Hi Jano, thanks for your help. But why can I set t_r(1)=r/c?

## Lienard-Wiechert potentials. To solve an equation.

The retarded time is exactly t_r = t - R/c.

R can be (if r>>x) approximated by r, so

t_r ~ t - r/c.

 Quote by Jano L. I made a mistake. The retarded time is exactly t_r = t - R/c. R can be (if r>>x) approximated by r, so t_r ~ t - r/c.
Ok! But, in that case, I don't use x for anything. That's strange, isn't it?
 Well, it is an approximation, good as long as x is much smaller than r. The second approximation will contain x.
 How would it be the second aproximation? I was thinking about Taylor series but I don't know how to apply that here. And, another question, would it be reasonable (supossing w is small) to aproximate cos(wt) by 1-(wt)^2/2? Thank you!
 The Taylor series will be accurate only for times much less than period. But in such problems we are usually interested in long periodic motion, so Taylor probably won't be a good idea. It would be much better if you can post the full assignment.
 I have to find the Lienard-Wiechert potentials $\vec{A}=\frac{q\vec{v}}{cR-\vec{R}\vec{v}}$ $\phi=\frac{qc}{cR-\vec{R}\vec{v}}$ (both evaluated in t_r) with $\vec{R}=\vec{r}-\vec{x}(t_r)$. $\vec{x}(t)=Acos(wt) \hat{z}$ is the trajectory of the particle. Then I have to find E, B and S.
 OK, what we wrote applies, you have equations $$t_r = t - R/c$$ $$R^2(t_r) = c^2(t-t_r)^2$$ The last equation can be written as $$t_r = t - R(t_r)/c~~(*)$$ The zeroth approximation (in x) is as if the particle was at x = 0: $$t_{r0} \approx t - r/c ~(0th~ approx.)$$ The first approximation in x is obtained from * by substituting the first approximation to the right-hand side: $$t_{r1} \approx t - R(t_{r0})/c~(1st ~approx.)$$ just plug-in the expression for R(t_{r0}). Higher approximations are derived in the same spirit.

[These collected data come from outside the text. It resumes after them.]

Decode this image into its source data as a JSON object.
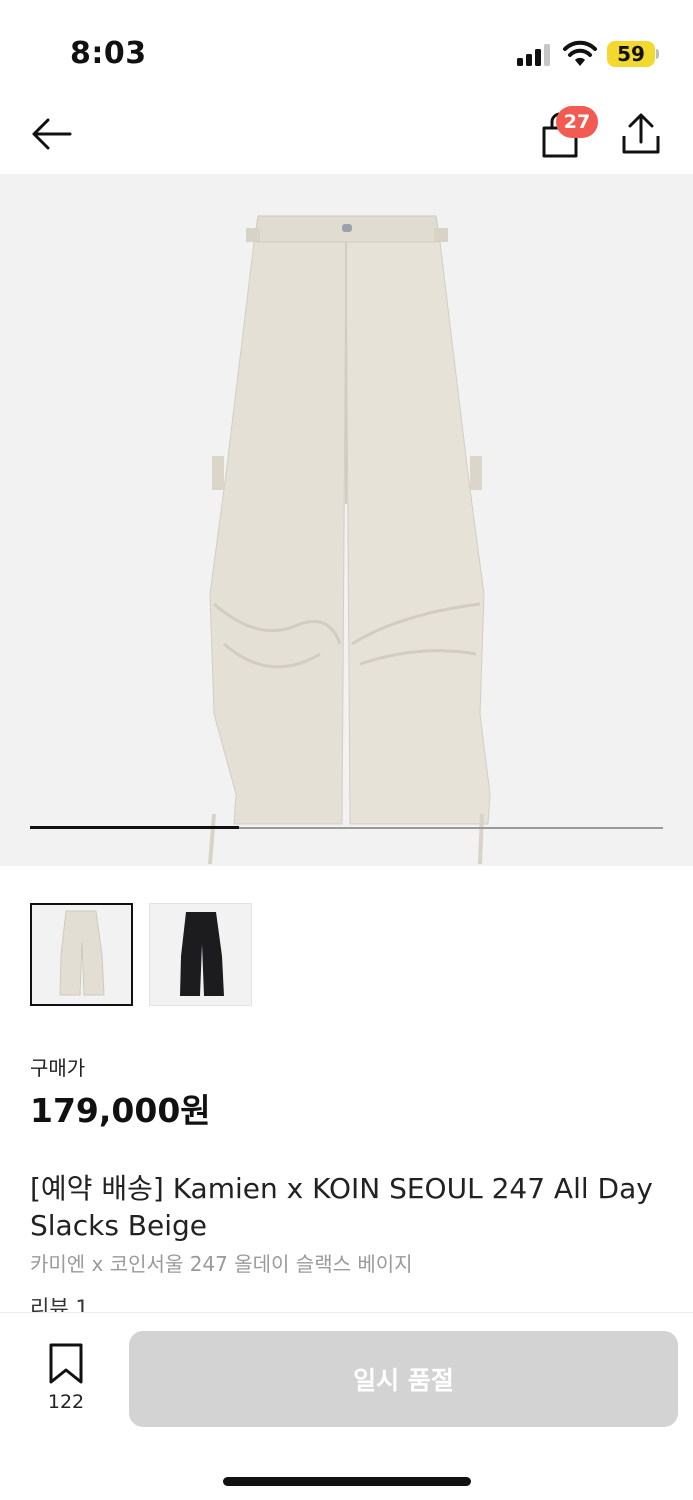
{
  "status": {
    "time": "8:03",
    "battery": "59",
    "signal_icon": "cellular-signal-icon",
    "wifi_icon": "wifi-icon"
  },
  "nav": {
    "back_icon": "arrow-left-icon",
    "cart_icon": "shopping-bag-icon",
    "cart_count": "27",
    "share_icon": "share-upload-icon"
  },
  "gallery": {
    "progress_fraction": 0.33,
    "thumbnails": [
      {
        "color": "beige",
        "selected": true
      },
      {
        "color": "black",
        "selected": false
      }
    ]
  },
  "product": {
    "price_label": "구매가",
    "price": "179,000원",
    "title": "[예약 배송] Kamien x KOIN SEOUL 247 All Day Slacks Beige",
    "subtitle": "카미엔 x 코인서울 247 올데이 슬랙스 베이지",
    "review": "리뷰 1"
  },
  "bottom_bar": {
    "bookmark_icon": "bookmark-icon",
    "bookmark_count": "122",
    "soldout_label": "일시 품절"
  },
  "colors": {
    "badge": "#f25a52",
    "battery": "#f3d82f",
    "disabled_button": "#d3d3d3",
    "image_background": "#f2f2f2",
    "pants_beige": "#e2ded3",
    "pants_black": "#1c1c1e"
  }
}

 Quote by Jano L. OK, what we wrote applies, you have equations $$t_r = t - R/c$$ $$R^2(t_r) = c^2(t-t_r)^2$$ The last equation can be written as $$t_r = t - R(t_r)/c~~(*)$$ The zeroth approximation (in x) is as if the particle was at x = 0: $$t_{r0} \approx t - r/c ~(0th~ approx.)$$ The first approximation in x is obtained from * by substituting the first approximation to the right-hand side: $$t_{r1} \approx t - R(t_{r0})/c~(1st ~approx.)$$ just plug-in the expression for R(t_{r0}). Higher approximations are derived in the same spirit.
Ok, I'm going to work the problem that way. If I have any problem, I'll come back!

Thank you a lot, Jano.